Philippines Typhoon Yolanda the Strongest in World History

Philippines Typhoon Yolanda the Strongest in World History
Province of Leyte and other parts of eastern, western and central Visayas was smashed by one of the strongest typhoons in the history of the world.  Many residents are dead as typhoon Haiyan (international name) hit the region.
Southern Luzon also had a taste of the typhoon.  There are no electric current in most places.  Thousands of residents were seriously affected.  A church’s roof was completely flaked in the wrath of the winds brought by typhoon Yolanda.  Even coconut trees are not just felled, but they are also cut.  All houses, including electrical structures were bent by Typhoon Yolanda.  
In Camarines Sur, the so-called “storm surge” caused panic due to the strong waves.  Angry waves were evident likewise in Cebu City.  The lines of communication in the provinces hit by the typhoon are still hard , and black-out is still experienced in most parts of Visayas.  
The fury is rare, same with the devastation left by one of the strongest typhoons in the history of the world. Latest survey reveals 3 dead and 7 injured according to RDMMC but the figure is feared to rise because in Leyte alone, it is estimated that the number of deaths is not lower than 20.  According to Jimmy Manicad, a GMA news reporter, the typhoon could be compared to that of a washing machine rotator while the very strong winds uncontrollably circled in the place.  Another video was taken in Palo Leyte, whereby the residents sought refuge to a nearby church but the roof of the church was flaked completely by the strong winds.  The roof parts are gradually flaked while the ceiling parts drop, leaving the whole church completely smashed.    Another video showed how a tree was cut by the winds, and the fury lasted for more than four hours.  

The news crew experienced the more than 200 kilometers per hour strength of the winds.  When light came, and the fury commenced, many are dead.  11 dead bodies, one of them a child, were lurched to the coastal areas. The videos showed how the typhoon is able to cut even strong coconut trees.  The hotel roof where the news crew are staying is strong but after the typhoon, cracks developed on the walls and near ceilings.  It was estimated that if the building’s foundations are not that strong, it might have also been smashed.  After the typhoon, upon touring the city’s downtown, cars were layered with each other, the streets were flooded, and the old people who needed to be evacuated because they were wounded, are carried anywher.  

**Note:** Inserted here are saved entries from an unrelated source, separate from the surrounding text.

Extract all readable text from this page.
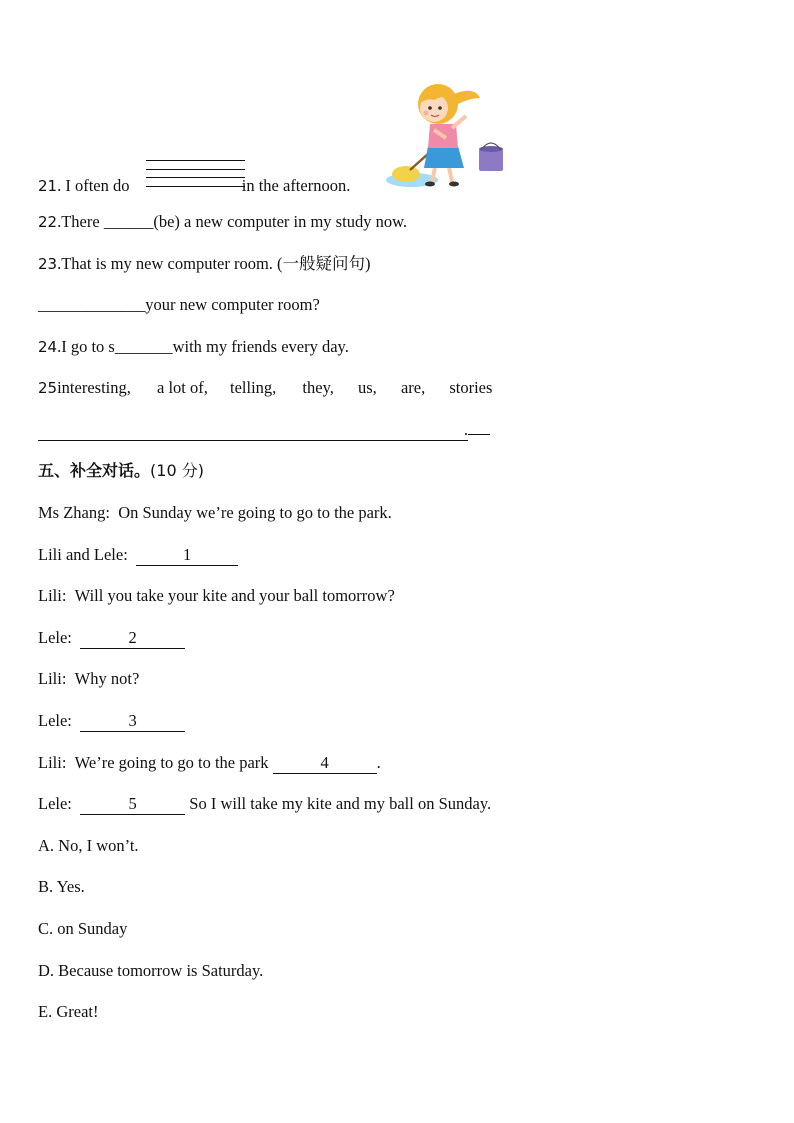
21. I often do	in the afternoon.
22.There ______(be) a new computer in my study now.
23.That is my new computer room. (一般疑问句)
_____________your new computer room?
24.I go to s_______with my friends every day.
25interesting, a lot of, telling, they, us, are, stories
.
五、补全对话。(10 分)
Ms Zhang: On Sunday we’re going to go to the park.
Lili and Lele:	1
Lili: Will you take your kite and your ball tomorrow?
Lele:	2
Lili: Why not?
Lele:	3
Lili: We’re going to go to the park	4	.
Lele:	5	So I will take my kite and my ball on Sunday.
A. No, I won’t.
B. Yes.
C. on Sunday
D. Because tomorrow is Saturday.
E. Great!
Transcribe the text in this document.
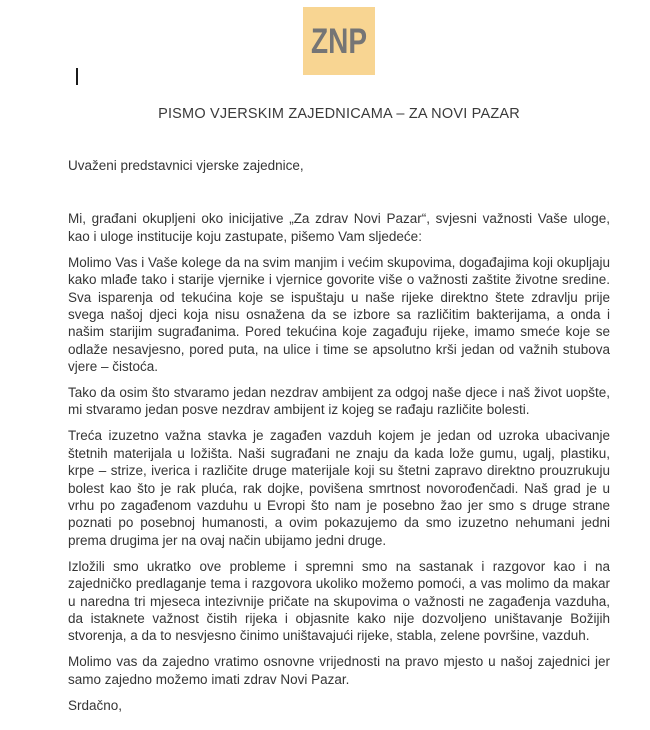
ZNP
PISMO VJERSKIM ZAJEDNICAMA – ZA NOVI PAZAR

Uvaženi predstavnici vjerske zajednice,

Mi, građani okupljeni oko inicijative „Za zdrav Novi Pazar“, svjesni važnosti Vaše uloge, kao i uloge institucije koju zastupate, pišemo Vam sljedeće:

Molimo Vas i Vaše kolege da na svim manjim i većim skupovima, događajima koji okupljaju kako mlađe tako i starije vjernike i vjernice govorite više o važnosti zaštite životne sredine. Sva isparenja od tekućina koje se ispuštaju u naše rijeke direktno štete zdravlju prije svega našoj djeci koja nisu osnažena da se izbore sa različitim bakterijama, a onda i našim starijim sugrađanima. Pored tekućina koje zagađuju rijeke, imamo smeće koje se odlaže nesavjesno, pored puta, na ulice i time se apsolutno krši jedan od važnih stubova vjere – čistoća.

Tako da osim što stvaramo jedan nezdrav ambijent za odgoj naše djece i naš život uopšte, mi stvaramo jedan posve nezdrav ambijent iz kojeg se rađaju različite bolesti.

Treća izuzetno važna stavka je zagađen vazduh kojem je jedan od uzroka ubacivanje štetnih materijala u ložišta. Naši sugrađani ne znaju da kada lože gumu, ugalj, plastiku, krpe – strize, iverica i različite druge materijale koji su štetni zapravo direktno prouzrukuju bolest kao što je rak pluća, rak dojke, povišena smrtnost novorođenčadi. Naš grad je u vrhu po zagađenom vazduhu u Evropi što nam je posebno žao jer smo s druge strane poznati po posebnoj humanosti, a ovim pokazujemo da smo izuzetno nehumani jedni prema drugima jer na ovaj način ubijamo jedni druge.

Izložili smo ukratko ove probleme i spremni smo na sastanak i razgovor kao i na zajedničko predlaganje tema i razgovora ukoliko možemo pomoći, a vas molimo da makar u naredna tri mjeseca intezivnije pričate na skupovima o važnosti ne zagađenja vazduha, da istaknete važnost čistih rijeka i objasnite kako nije dozvoljeno uništavanje Božijih stvorenja, a da to nesvjesno činimo uništavajući rijeke, stabla, zelene površine, vazduh.

Molimo vas da zajedno vratimo osnovne vrijednosti na pravo mjesto u našoj zajednici jer samo zajedno možemo imati zdrav Novi Pazar.

Srdačno,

Since there was no means of transportation, the news crew had to walk for 6 hours from the town of Tacloban to the town of Palo just to reach to the satellite.  Along the way a father, one of the fathers carrying their dead children, is seen to carry his 6-year old dead child, a daughter, who died in an evacuation center, where the water rose, and the children were trapped inside the evacuation center, in the town proper of Tacloban.  Among the debris in the streets of Tacloban were not just pieces of parts of a house, but also fallen trees, and electrical posts.  These posts are believed to be not less than 50 pieces, which are fallen along  the Maharlika highway itself.